Turning off the road to ruin
Our Government has been hurtling along the road to fiscal ruin for the past few years. Finance Minister Bob Richards’ job yesterday was turn onto a more sustainable route, without driving the fragile economy into the ditch.
Only time will tell if he pulled it off, but Mr Richards certainly took some large steps in the right direction. He managed to cut seven percent from current-account spending without making any of the layoffs that many in the community had feared. While that is a start, Bermuda will still run a deficit of more than quarter of a billion dollars in the coming year, and so the Island’s net debt will be just shy of $2 billion at the end of the next fiscal year.
Further cuts will be necessary, progressively more painful and politically uncomfortable. To his credit, Mr Richards gave a clear picture of how much he intends to cut spending — by 15 percent over three years — and also gave some indication of how, with the list of Government departments that will be considered for privatisation, mutualisation or outsourcing.
Such decisions should not be rushed and by adopting a multi-year approach, Mr Richards is allowing time for proper consideration of what action is suitable for each department, as well as the machinery to do it in the form of the Efficiency and Reform Authority. Public-sector workers and the unions who represent them will be deeply concerned about their future. This will be an uncomfortable process in which transparency and consultation will be key to minimising conflict. The friction will not only be generated by the clash of rival political philosophies, but also by the fundamental nature of the change in the way services are delivered to a very conservative community.
The rationale behind the removal of any department from the public sector needs to be clearly explained, and in particular, how the public could be expected to get a better deal. Apart from the obvious concerns of workers who may lose their livelihoods, the public will also want assurances that badly needed revenue from departments like the aircraft registry — which in 2013/2014 generated more than $23 million for Government — will not be threatened to any extent by a perceived loss of Government control.
But Mr Richards’ assertion that “the status quo is our enemy” is difficult for anyone to dispute. No change in the size, remuneration or benefits of the Civil Service would result in the public debt mounting at an ever faster pace. Consider this: if payments into the Sinking Fund are included, then the $161 million to be spent on debt servicing in 2014/15 is a greater sum than that spent on any Ministry apart from Health and Environment.
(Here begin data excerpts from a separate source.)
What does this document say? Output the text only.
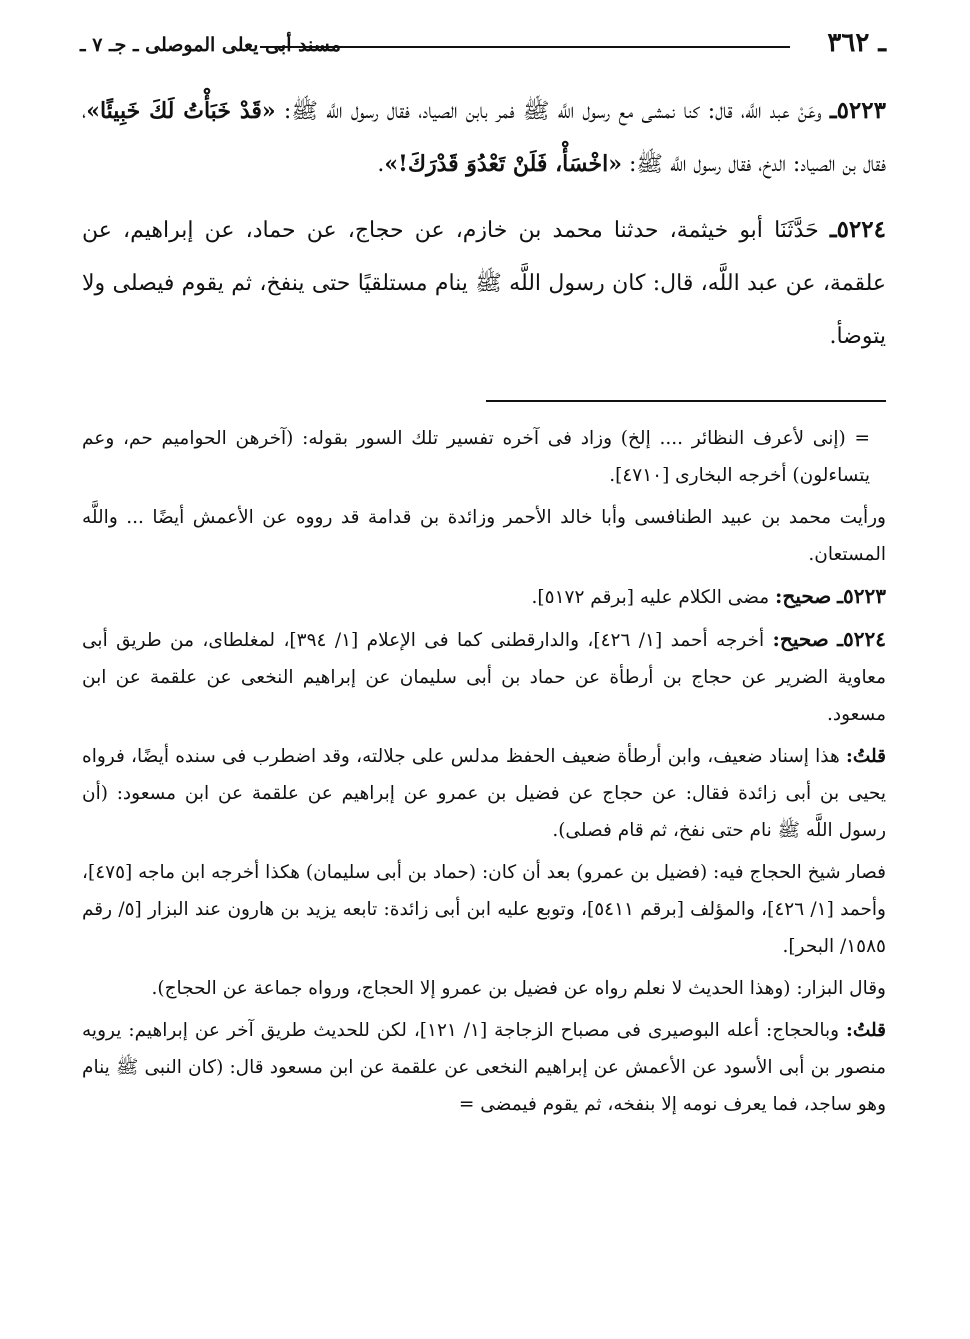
ـ ٣٦٢
مسند أبى يعلى الموصلى ـ جـ ٧ ـ

٥٢٢٣ـ وعَنْ عبد اللَّه، قال: كنا نمشى مع رسول اللَّه ﷺ فمر بابن الصياد، فقال رسول اللَّه ﷺ: «قَدْ خَبَأْتُ لَكَ خَبِيئًا»، فقال بن الصياد: الدخ، فقال رسول اللَّه ﷺ: «اخْسَأْ، فَلَنْ تَعْدُوَ قَدْرَكَ!».

٥٢٢٤ـ حَدَّثَنَا أبو خيثمة، حدثنا محمد بن خازم، عن حجاج، عن حماد، عن إبراهيم، عن علقمة، عن عبد اللَّه، قال: كان رسول اللَّه ﷺ ينام مستلقيًا حتى ينفخ، ثم يقوم فيصلى ولا يتوضأ.

= (إنى لأعرف النظائر .... إلخ) وزاد فى آخره تفسير تلك السور بقوله: (آخرهن الحواميم حم، وعم يتساءلون) أخرجه البخارى [٤٧١٠].

ورأيت محمد بن عبيد الطنافسى وأبا خالد الأحمر وزائدة بن قدامة قد رووه عن الأعمش أيضًا ... واللَّه المستعان.

٥٢٢٣ـ صحيح: مضى الكلام عليه [برقم ٥١٧٢].

٥٢٢٤ـ صحيح: أخرجه أحمد [١/ ٤٢٦]، والدارقطنى كما فى الإعلام [١/ ٣٩٤]، لمغلطاى، من طريق أبى معاوية الضرير عن حجاج بن أرطأة عن حماد بن أبى سليمان عن إبراهيم النخعى عن علقمة عن ابن مسعود.

قلتُ: هذا إسناد ضعيف، وابن أرطأة ضعيف الحفظ مدلس على جلالته، وقد اضطرب فى سنده أيضًا، فرواه يحيى بن أبى زائدة فقال: عن حجاج عن فضيل بن عمرو عن إبراهيم عن علقمة عن ابن مسعود: (أن رسول اللَّه ﷺ نام حتى نفخ، ثم قام فصلى).

فصار شيخ الحجاج فيه: (فضيل بن عمرو) بعد أن كان: (حماد بن أبى سليمان) هكذا أخرجه ابن ماجه [٤٧٥]، وأحمد [١/ ٤٢٦]، والمؤلف [برقم ٥٤١١]، وتوبع عليه ابن أبى زائدة: تابعه يزيد بن هارون عند البزار [٥/ رقم ١٥٨٥/ البحر].

وقال البزار: (وهذا الحديث لا نعلم رواه عن فضيل بن عمرو إلا الحجاج، ورواه جماعة عن الحجاج).

قلتُ: وبالحجاج: أعله البوصيرى فى مصباح الزجاجة [١/ ١٢١]، لكن للحديث طريق آخر عن إبراهيم: يرويه منصور بن أبى الأسود عن الأعمش عن إبراهيم النخعى عن علقمة عن ابن مسعود قال: (كان النبى ﷺ ينام وهو ساجد، فما يعرف نومه إلا بنفخه، ثم يقوم فيمضى =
The momentum from the soaring borrowing costs of recent years will continue to drive interest payments higher still for the next two years at least, according to the Government’s own projections. And that will be the case even if Mr Richards achieves the desired spending cuts.
A public-sector workforce of 5,500 — comprising more than one person in 12 — is way too big to sustain for a small island with a bruised and undiversified economy. Mr Richards is simply stating the facts with his blunt assessment that “remaining as we are, with the current number of civil servants, will not be possible”.
The challenge for Mr Richards is that Government cuts, while improving fiscal health, harm the local economy. For example, most taxpayers will cheer the slashing of spending on consultants. But the $3.2 million less that Government intends to spend on local consultants next year will come directly out of the local economy. The reduction in salaries and wages will come out of the pockets of public employees, who will have less to spend at local businesses — the multiplier effect in reverse.
While substantial austerity measures are critical for the economic viability of our Island, economic recovery will come only with growth.
As Mr Richards rightly points out, the Government is not in a position to fund stimulus programmes through further borrowing. Attracting foreign capital — intellectual as well as financial — is the most obvious solution. Mr Richards spoke of the awarding of gaming licences to hotel developers, further lowering of immigration barriers and potentially scrapping the 60/40 ownership rule as ways to attract that badly needed influx of money and people.
Just as drastic changes are needed to cut Government spending, a similarly bold approach — sometimes involving equally uncomfortable change — is required for Bermuda to have a chance of beating fiercely competitive rival jurisdictions in the race for foreign investment dollars. The stark demographic reality of our ageing population is that failure to bolster our numbers with more foreign workers will inevitably lead to further economic pain.
Some may say that Mr Richards has not been bold enough in addressing either the austerity or growth side of the equation. But while laying out bold plans that will seem unpalatable to some he has been politically astute enough to allow time for the public to digest the ideas like privatisation and the lowering of protectionist barriers — and to contemplate the consequences of inaction.